Hiç kimse kusura bakmasın gazetecilik söz konusu
olduğunda ne benim ne de Şenol'un (Çakır) tevazumuz yoktur. Bir kere ben
-alaylıktan yetişmenin de bir yol olduğunu kabul ederek-mesleğe okulunu
bitirerek başlamış biriyim. Yani dört yıl hem de Türkiye'nin bu konuda çok iyi
akademisyenlerinden ve meslekten isimlerinden ders alarak Gazetecilik okudum ve
diploma aldım. Sonrasında da 12 yıl Dünya Ekonomi-Politika Gazetesi ile Doğan
Haber Ajansı'nda (eski adıyla Hürriyet Haber Ajansı) çalışıp bugüne kadar da
başka hiçbir iş yapmamış bir gazeteciyim.
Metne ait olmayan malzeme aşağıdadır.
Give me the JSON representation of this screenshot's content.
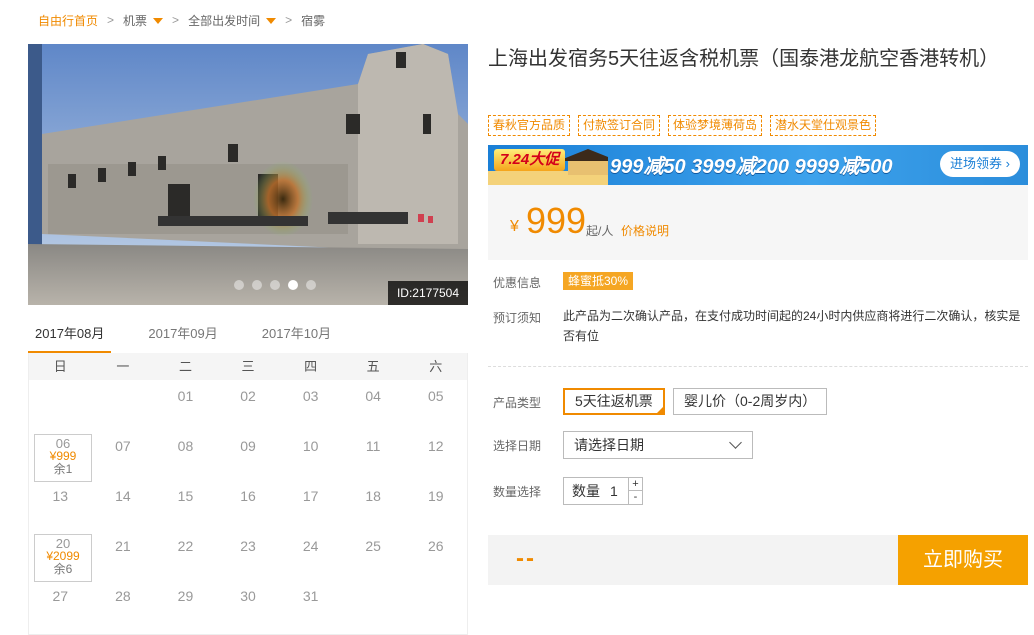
{
  "breadcrumb": {
    "home": "自由行首页",
    "category": "机票",
    "departure": "全部出发时间",
    "destination": "宿雾"
  },
  "gallery": {
    "id_label": "ID:2177504",
    "dots": 5,
    "active_dot": 4
  },
  "calendar": {
    "months": [
      "2017年08月",
      "2017年09月",
      "2017年10月"
    ],
    "active_month": 0,
    "weekdays": [
      "日",
      "一",
      "二",
      "三",
      "四",
      "五",
      "六"
    ],
    "weeks": [
      [
        {
          "day": ""
        },
        {
          "day": ""
        },
        {
          "day": "01"
        },
        {
          "day": "02"
        },
        {
          "day": "03"
        },
        {
          "day": "04"
        },
        {
          "day": "05"
        }
      ],
      [
        {
          "day": "06",
          "price": "¥999",
          "remain": "余1"
        },
        {
          "day": "07"
        },
        {
          "day": "08"
        },
        {
          "day": "09"
        },
        {
          "day": "10"
        },
        {
          "day": "11"
        },
        {
          "day": "12"
        }
      ],
      [
        {
          "day": "13"
        },
        {
          "day": "14"
        },
        {
          "day": "15"
        },
        {
          "day": "16"
        },
        {
          "day": "17"
        },
        {
          "day": "18"
        },
        {
          "day": "19"
        }
      ],
      [
        {
          "day": "20",
          "price": "¥2099",
          "remain": "余6"
        },
        {
          "day": "21"
        },
        {
          "day": "22"
        },
        {
          "day": "23"
        },
        {
          "day": "24"
        },
        {
          "day": "25"
        },
        {
          "day": "26"
        }
      ],
      [
        {
          "day": "27"
        },
        {
          "day": "28"
        },
        {
          "day": "29"
        },
        {
          "day": "30"
        },
        {
          "day": "31"
        },
        {
          "day": ""
        },
        {
          "day": ""
        }
      ]
    ]
  },
  "product": {
    "title": "上海出发宿务5天往返含税机票（国泰港龙航空香港转机）",
    "tags": [
      "春秋官方品质",
      "付款签订合同",
      "体验梦境薄荷岛",
      "潜水天堂仕观景色"
    ]
  },
  "promo": {
    "badge": "7.24大促",
    "deals": "999减50  3999减200  9999减500",
    "coupon": "进场领券 ›"
  },
  "price": {
    "currency": "¥",
    "amount": "999",
    "unit": "起/人",
    "explain": "价格说明"
  },
  "info": {
    "discount_label": "优惠信息",
    "discount_value": "蜂蜜抵30%",
    "notice_label": "预订须知",
    "notice_value": "此产品为二次确认产品，在支付成功时间起的24小时内供应商将进行二次确认，核实是否有位"
  },
  "options": {
    "type_label": "产品类型",
    "type_selected": "5天往返机票",
    "type_other": "婴儿价（0-2周岁内）",
    "date_label": "选择日期",
    "date_placeholder": "请选择日期",
    "qty_label": "数量选择",
    "qty_prefix": "数量",
    "qty_value": "1",
    "plus": "+",
    "minus": "-"
  },
  "buy": {
    "total": "--",
    "button": "立即购买"
  },
  "colors": {
    "accent": "#f08a00",
    "buy_button": "#f5a100",
    "promo_blue": "#1a7fd6"
  }
}
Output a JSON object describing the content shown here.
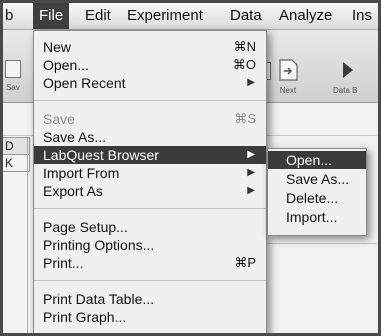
{
  "menubar": {
    "items": [
      "b",
      "File",
      "Edit",
      "Experiment",
      "Data",
      "Analyze",
      "Ins"
    ]
  },
  "toolbar": {
    "left_stub": "Sav",
    "next_label": "Next",
    "data_label": "Data B"
  },
  "table": {
    "header_left": "D",
    "row_left": "K"
  },
  "file_menu": {
    "groups": [
      [
        {
          "label": "New",
          "shortcut": "⌘N",
          "disabled": false
        },
        {
          "label": "Open...",
          "shortcut": "⌘O",
          "disabled": false
        },
        {
          "label": "Open Recent",
          "submenu": true,
          "disabled": false
        }
      ],
      [
        {
          "label": "Save",
          "shortcut": "⌘S",
          "disabled": true
        },
        {
          "label": "Save As...",
          "disabled": false
        },
        {
          "label": "LabQuest Browser",
          "submenu": true,
          "highlighted": true
        },
        {
          "label": "Import From",
          "submenu": true
        },
        {
          "label": "Export As",
          "submenu": true
        }
      ],
      [
        {
          "label": "Page Setup..."
        },
        {
          "label": "Printing Options..."
        },
        {
          "label": "Print...",
          "shortcut": "⌘P"
        }
      ],
      [
        {
          "label": "Print Data Table..."
        },
        {
          "label": "Print Graph..."
        }
      ]
    ],
    "submenu_arrow": "▶"
  },
  "labquest_submenu": {
    "items": [
      "Open...",
      "Save As...",
      "Delete...",
      "Import..."
    ]
  }
}
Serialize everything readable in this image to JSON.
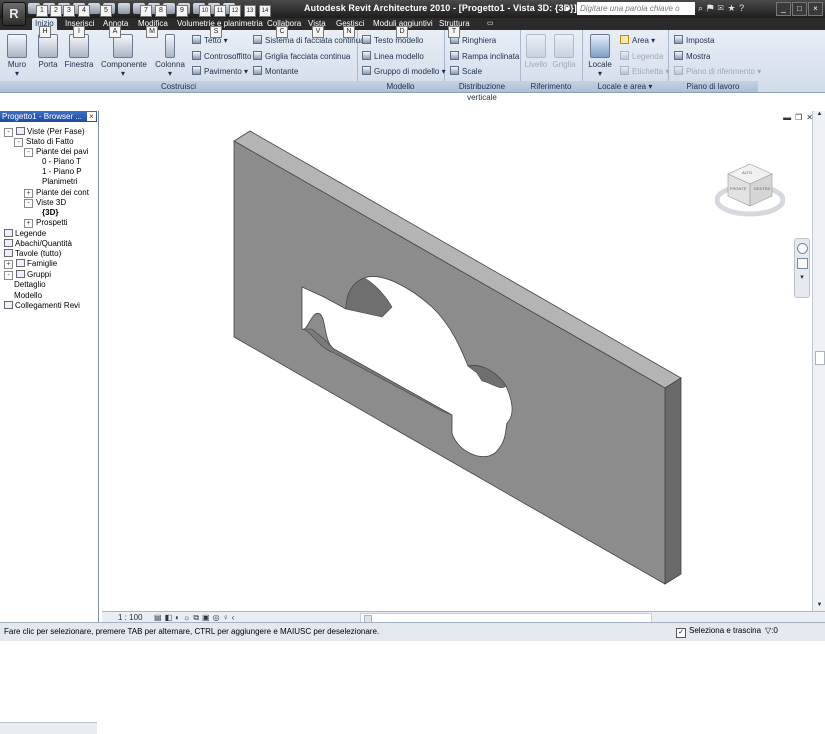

Şenol Çakır'a gelince, basında bir zoru başarıp tam
32 sene aynı kurumda, Doğan Haber Ajansı'nda (eski adı Hürriyet Haber Ajansı)
çalışmış, 2 yıl Güneydoğu'da (Kuzey Irak'a geçerek) gazetecilik yapmış,
Başbakan dahil Türkiye'nin pek çok şehrinde sayısız siyasi lider takip etmiş,
pek çok sıcak haber kovalamış, savaş muhabirliği hariç bir gazetecinin takip
etmesi gereken aklınıza gelebilecek her olayda bulunup haber yapmış, Reuters
Ajansı dahil basının önde gelen kurum ve kuruluşlarının seminerlerine,
kurslarına, televizyonculuk eğitimlerine katılıp başarı sertifikaları almış,
yaptığı özel haberleriyle tanınmış, kendi kurumundan defalarca ödül alıp
Türkiye Gazeteciler Cemiyeti tarafından yılın gazetecisi seçilmiş, sürekli sarı
basın kartı sahibi bir gazeteci.
Mutlaka bizim de eksiklerimiz, hatalarımız
olmuştur; sonuçta insanız ama her halükarda biz meslekte bayağı iyi iki isimiz.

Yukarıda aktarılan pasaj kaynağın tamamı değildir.